# Kawasaki FC420V hard starting



## clemson726 (Jun 5, 2009)

I've got an older John Deere mower with a kawasaki fc420v engine. Once started, the engine purrs like a kitten at any rpm. I couldn't ask for a smoother running motor. The problem is getting the thing started. It backfires out of the intake and exhaust. It takes 30-45 seconds to get the thing started. I've checked the valve clearances and reset them to spec at .006. The compression release is measuring .027" right after the intake valve closes as specs say it should. The coil is putting out good fire at the plug. I reset the air gap between the coil and flywheel to .012". The valve are sealing off properly. The carburetor has been off and cleaned. I also checked the flywheel key and its in perfect condition. Any ideas on where to go from here?


----------



## 30yearTech (Sep 14, 2006)

You may want to check the choke linkage and make sure the choke is closing all the way for cold starts.


----------



## clemson726 (Jun 5, 2009)

I was going to try that today when i get home because I had read that the choke not closing was a common problem with those carburetors. I hope thats it, but it wont start easy when its warm either.


----------



## Bill Hansen (Apr 30, 2020)

I have an 1990 ish JD 240 with FC420V engine that had been hard to start - The problem is now resolved. Would not start it after it set for more than a few hours without pouring a little gas in the carb, acting like it was not getting fuel. Once it started the first time, it could restart if not sitting more than an hour or so. 
I replaced carb, but didn't help. Spark was weak but consistent. Noticed that the choke was not quite fully closing so adjusted the linkage to fully close. It then started but took a lot of cranking - it was still acting like not getting enough fuel. I replace the ignition ignitor timer with orig JD part ($80+). After market part can be less than $20, but didn't want to risk it. The new ignitor did the trick - it now pops off after the 1st or 2nd turn of the crank! It starts like a new engine. 
Btw - the old timer ohm'd out at about 1.4 kohms.
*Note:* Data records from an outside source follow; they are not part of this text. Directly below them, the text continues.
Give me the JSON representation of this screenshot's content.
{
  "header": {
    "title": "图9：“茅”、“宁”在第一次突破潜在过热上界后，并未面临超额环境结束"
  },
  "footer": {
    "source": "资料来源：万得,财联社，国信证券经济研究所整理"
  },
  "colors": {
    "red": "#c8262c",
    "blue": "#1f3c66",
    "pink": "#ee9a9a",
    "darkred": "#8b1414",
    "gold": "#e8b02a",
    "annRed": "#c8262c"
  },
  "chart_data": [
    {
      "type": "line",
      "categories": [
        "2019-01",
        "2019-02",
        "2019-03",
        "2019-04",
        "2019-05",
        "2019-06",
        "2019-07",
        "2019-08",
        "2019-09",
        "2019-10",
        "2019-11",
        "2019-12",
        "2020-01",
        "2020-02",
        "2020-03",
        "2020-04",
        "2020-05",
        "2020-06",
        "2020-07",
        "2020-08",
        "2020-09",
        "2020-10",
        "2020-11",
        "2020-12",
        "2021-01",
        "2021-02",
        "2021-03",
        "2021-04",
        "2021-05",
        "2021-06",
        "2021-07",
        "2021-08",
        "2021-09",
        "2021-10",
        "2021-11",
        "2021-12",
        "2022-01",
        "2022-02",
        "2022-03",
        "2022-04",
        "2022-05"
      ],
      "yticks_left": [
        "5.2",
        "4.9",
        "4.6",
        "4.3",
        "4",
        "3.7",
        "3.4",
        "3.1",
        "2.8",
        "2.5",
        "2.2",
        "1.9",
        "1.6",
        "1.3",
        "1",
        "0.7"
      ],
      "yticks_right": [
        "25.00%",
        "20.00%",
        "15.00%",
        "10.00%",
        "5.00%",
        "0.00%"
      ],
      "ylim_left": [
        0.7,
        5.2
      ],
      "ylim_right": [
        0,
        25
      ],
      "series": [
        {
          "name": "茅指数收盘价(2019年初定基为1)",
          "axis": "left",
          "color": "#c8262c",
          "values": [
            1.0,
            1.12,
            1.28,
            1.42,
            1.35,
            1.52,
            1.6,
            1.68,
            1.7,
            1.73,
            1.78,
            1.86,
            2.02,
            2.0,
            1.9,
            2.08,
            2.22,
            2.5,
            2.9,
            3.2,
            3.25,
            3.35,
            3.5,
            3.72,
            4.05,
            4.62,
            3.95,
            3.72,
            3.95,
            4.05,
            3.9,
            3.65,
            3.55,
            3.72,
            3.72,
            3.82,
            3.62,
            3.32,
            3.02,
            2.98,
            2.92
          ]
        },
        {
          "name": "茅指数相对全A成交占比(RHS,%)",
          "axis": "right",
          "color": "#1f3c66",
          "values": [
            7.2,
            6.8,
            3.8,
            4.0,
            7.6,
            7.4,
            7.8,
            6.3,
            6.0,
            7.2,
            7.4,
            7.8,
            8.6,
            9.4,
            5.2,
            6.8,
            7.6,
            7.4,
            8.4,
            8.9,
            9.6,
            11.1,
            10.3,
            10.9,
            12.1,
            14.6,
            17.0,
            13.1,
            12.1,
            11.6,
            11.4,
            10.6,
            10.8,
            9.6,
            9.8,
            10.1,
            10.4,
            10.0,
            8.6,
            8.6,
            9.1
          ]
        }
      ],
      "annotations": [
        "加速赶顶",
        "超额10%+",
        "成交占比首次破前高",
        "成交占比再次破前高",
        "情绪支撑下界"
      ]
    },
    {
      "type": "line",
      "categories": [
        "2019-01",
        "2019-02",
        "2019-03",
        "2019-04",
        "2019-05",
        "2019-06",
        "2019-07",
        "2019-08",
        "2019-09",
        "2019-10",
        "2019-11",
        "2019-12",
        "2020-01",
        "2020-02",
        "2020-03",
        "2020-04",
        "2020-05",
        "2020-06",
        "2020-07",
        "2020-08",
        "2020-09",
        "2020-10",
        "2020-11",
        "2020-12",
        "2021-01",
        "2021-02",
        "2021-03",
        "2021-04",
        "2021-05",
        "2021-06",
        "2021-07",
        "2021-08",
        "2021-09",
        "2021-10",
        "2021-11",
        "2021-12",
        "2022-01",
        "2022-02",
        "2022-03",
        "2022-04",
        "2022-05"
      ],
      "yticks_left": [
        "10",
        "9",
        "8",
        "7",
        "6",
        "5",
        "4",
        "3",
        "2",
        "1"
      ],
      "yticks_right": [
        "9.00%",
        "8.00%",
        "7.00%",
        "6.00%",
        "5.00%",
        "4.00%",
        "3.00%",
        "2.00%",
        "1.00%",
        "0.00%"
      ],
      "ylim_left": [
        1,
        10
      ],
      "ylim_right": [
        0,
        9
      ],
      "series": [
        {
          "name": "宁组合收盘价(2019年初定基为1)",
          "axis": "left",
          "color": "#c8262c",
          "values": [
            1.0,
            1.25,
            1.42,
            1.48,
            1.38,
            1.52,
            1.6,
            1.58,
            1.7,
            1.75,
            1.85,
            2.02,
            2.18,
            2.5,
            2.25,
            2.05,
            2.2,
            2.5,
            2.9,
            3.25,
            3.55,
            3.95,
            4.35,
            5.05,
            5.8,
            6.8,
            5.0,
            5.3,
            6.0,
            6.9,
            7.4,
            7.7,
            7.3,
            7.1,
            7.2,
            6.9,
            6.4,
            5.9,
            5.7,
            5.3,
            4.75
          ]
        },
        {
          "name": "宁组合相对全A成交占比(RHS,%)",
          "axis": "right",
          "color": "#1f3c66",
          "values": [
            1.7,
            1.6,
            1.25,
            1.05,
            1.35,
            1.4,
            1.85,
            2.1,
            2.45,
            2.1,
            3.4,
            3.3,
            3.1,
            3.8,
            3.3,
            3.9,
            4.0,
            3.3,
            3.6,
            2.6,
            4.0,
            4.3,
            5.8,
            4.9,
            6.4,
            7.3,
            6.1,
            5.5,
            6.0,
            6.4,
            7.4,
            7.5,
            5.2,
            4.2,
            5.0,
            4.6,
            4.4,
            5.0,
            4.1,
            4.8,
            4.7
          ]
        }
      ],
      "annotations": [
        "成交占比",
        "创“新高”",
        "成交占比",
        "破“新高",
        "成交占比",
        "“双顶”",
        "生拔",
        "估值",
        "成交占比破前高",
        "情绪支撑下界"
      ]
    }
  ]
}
The new one considerably different but I don't recall what the ohms measured at the moment. 
Conclusion is it was hard starting mainly b/c of the old timer resulting in the spark being weak and probably the timing was off as well. This combined with a lean mixture due to the choke not fully closing meant pouring a little gas down the carb to start after setting more than a few hours. 
Hope this helps everyone.


----------